Telefon do Biura Bezpieczeństwa PKP IC
Zgodnie z wytycznymi szefa kolejowego Biura Bezpieczeństwa informacje należało przekazywać bez zbędnej zwłoki, kontaktując się przez stosowny numer telefonu. Ten sam, pod którym zbierane są standardowo informacje dotyczące zabezpieczenia nagrań z pociągowych systemów kamer.

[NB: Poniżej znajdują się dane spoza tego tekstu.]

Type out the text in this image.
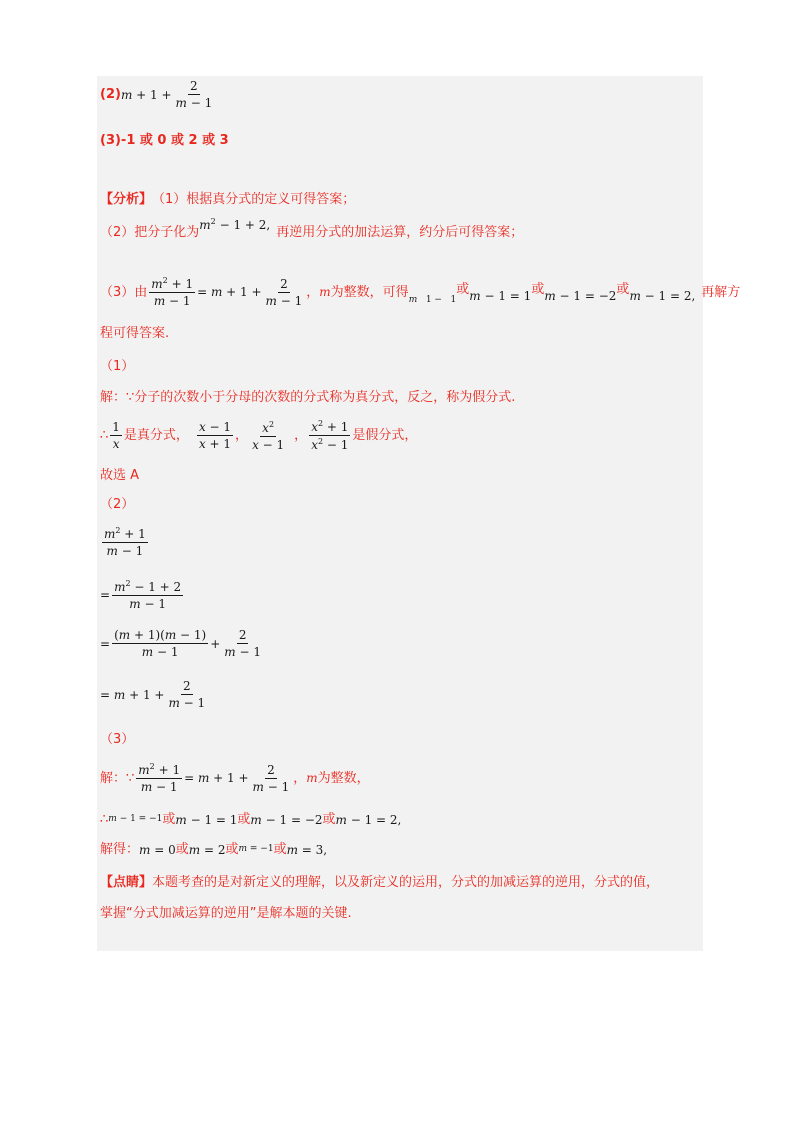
(2) $m + 1 + \frac{2}{m - 1}$
(3)-1 或 0 或 2 或 3
【分析】 （1）根据真分式的定义可得答案；
（2）把分子化为 $m^2 - 1 + 2$, 再逆用分式的加法运算，约分后可得答案；
（3）由 $\frac{m^2 + 1}{m - 1} = m + 1 + \frac{2}{m - 1}$ ， m 为整数，可得 m   1 −   1
或 m − 1 = 1 或 m − 1 = −2 或 m − 1 = 2, 再解方
程可得答案.
（1）
解：∵分子的次数小于分母的次数的分式称为真分式，反之，称为假分式.
∴ $\frac{1}{x}$ 是真分式， $\frac{x - 1}{x + 1}$ ， $\frac{x^2}{x - 1}$ ， $\frac{x^2 + 1}{x^2 - 1}$ 是假分式，
故选 A
（2）
$\frac{m^2 + 1}{m - 1}$
= $\frac{m^2 - 1 + 2}{m - 1}$
= $\frac{(m + 1)(m - 1)}{m - 1} + \frac{2}{m - 1}$
= $m + 1 + \frac{2}{m - 1}$
（3）
解：∵ $\frac{m^2 + 1}{m - 1} = m + 1 + \frac{2}{m - 1}$ ， m 为整数，
∴ m − 1 = −1 或 m − 1 = 1 或 m − 1 = −2 或 m − 1 = 2,
解得： m = 0 或 m = 2 或 m = −1 或 m = 3,
【点睛】 本题考查的是对新定义的理解，以及新定义的运用，分式的加减运算的逆用，分式的值，
掌握“分式加减运算的逆用”是解本题的关键.
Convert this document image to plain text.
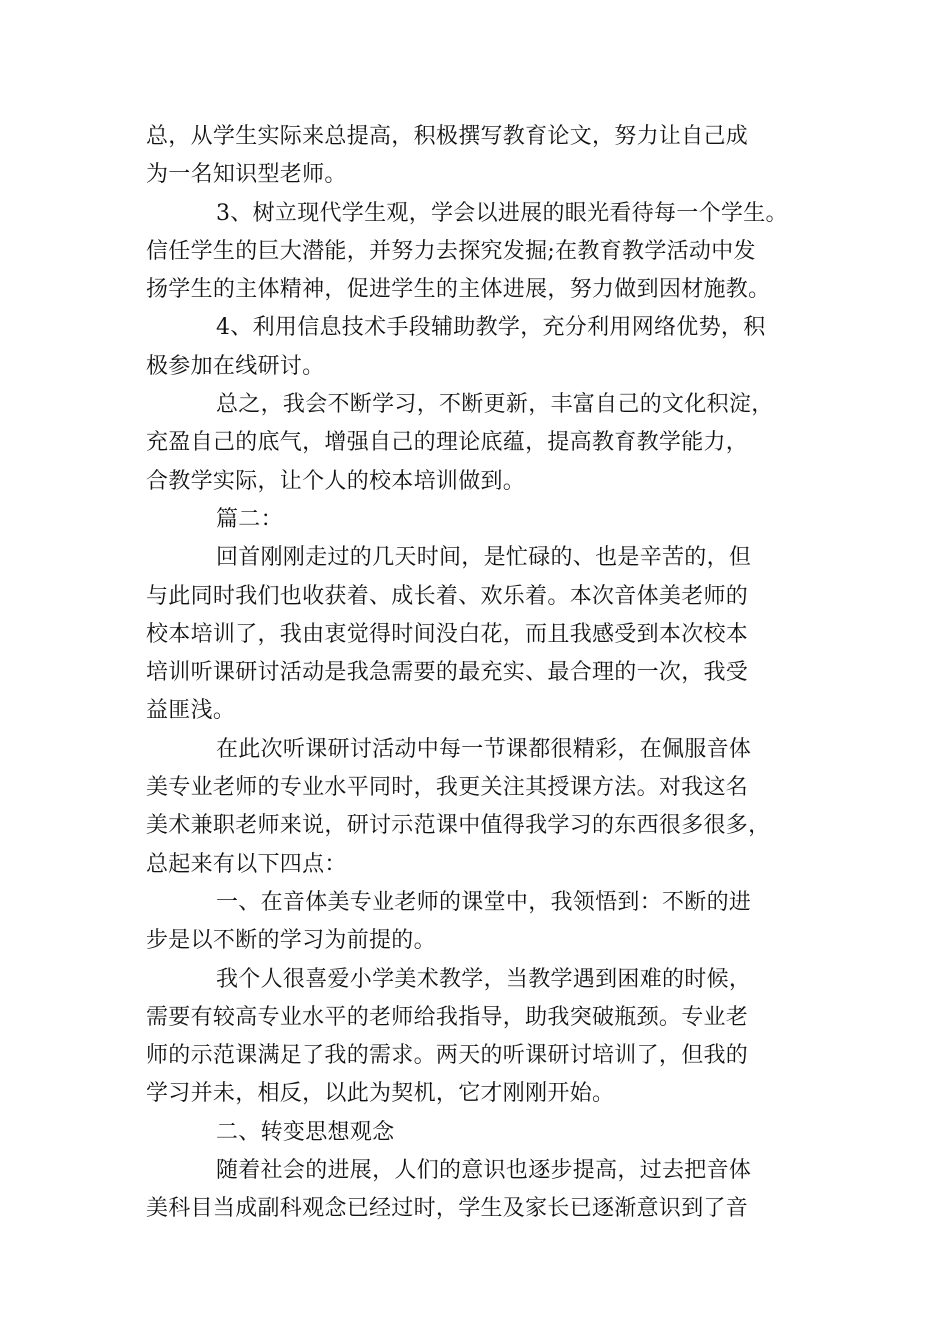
总，从学生实际来总提高，积极撰写教育论文，努力让自己成
为一名知识型老师。
3、树立现代学生观，学会以进展的眼光看待每一个学生。
信任学生的巨大潜能，并努力去探究发掘;在教育教学活动中发
扬学生的主体精神，促进学生的主体进展，努力做到因材施教。
4、利用信息技术手段辅助教学，充分利用网络优势，积
极参加在线研讨。
总之，我会不断学习，不断更新，丰富自己的文化积淀，
充盈自己的底气，增强自己的理论底蕴，提高教育教学能力，
合教学实际，让个人的校本培训做到。
篇二：
回首刚刚走过的几天时间，是忙碌的、也是辛苦的，但
与此同时我们也收获着、成长着、欢乐着。本次音体美老师的
校本培训了，我由衷觉得时间没白花，而且我感受到本次校本
培训听课研讨活动是我急需要的最充实、最合理的一次，我受
益匪浅。
在此次听课研讨活动中每一节课都很精彩，在佩服音体
美专业老师的专业水平同时，我更关注其授课方法。对我这名
美术兼职老师来说，研讨示范课中值得我学习的东西很多很多，
总起来有以下四点：
一、在音体美专业老师的课堂中，我领悟到：不断的进
步是以不断的学习为前提的。
我个人很喜爱小学美术教学，当教学遇到困难的时候，
需要有较高专业水平的老师给我指导，助我突破瓶颈。专业老
师的示范课满足了我的需求。两天的听课研讨培训了，但我的
学习并未，相反，以此为契机，它才刚刚开始。
二、转变思想观念
随着社会的进展，人们的意识也逐步提高，过去把音体
美科目当成副科观念已经过时，学生及家长已逐渐意识到了音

PKP Intercity: stale monitorujemy liczbę pasażerów
Do sprawy na Twitterze odnieśli się przedstawiciele spółki PKP Intercity. W swoim oświadczeniu przekonują, że stale monitorują frekwencję w pociągach. W stanie epidemii – jak tłumaczą – wprowadzili zasady dotyczące ograniczenia sprzedaży biletów do 50 proc. w stosunku do liczby miejsc siedzących w składzie. A organizowane wydarzenia w miastach Polski, w tym przypadku Warszawy, powodują znaczny wzrost zainteresowania podróżami i zakup biletów na krótko przed terminem odjazdu pociągów.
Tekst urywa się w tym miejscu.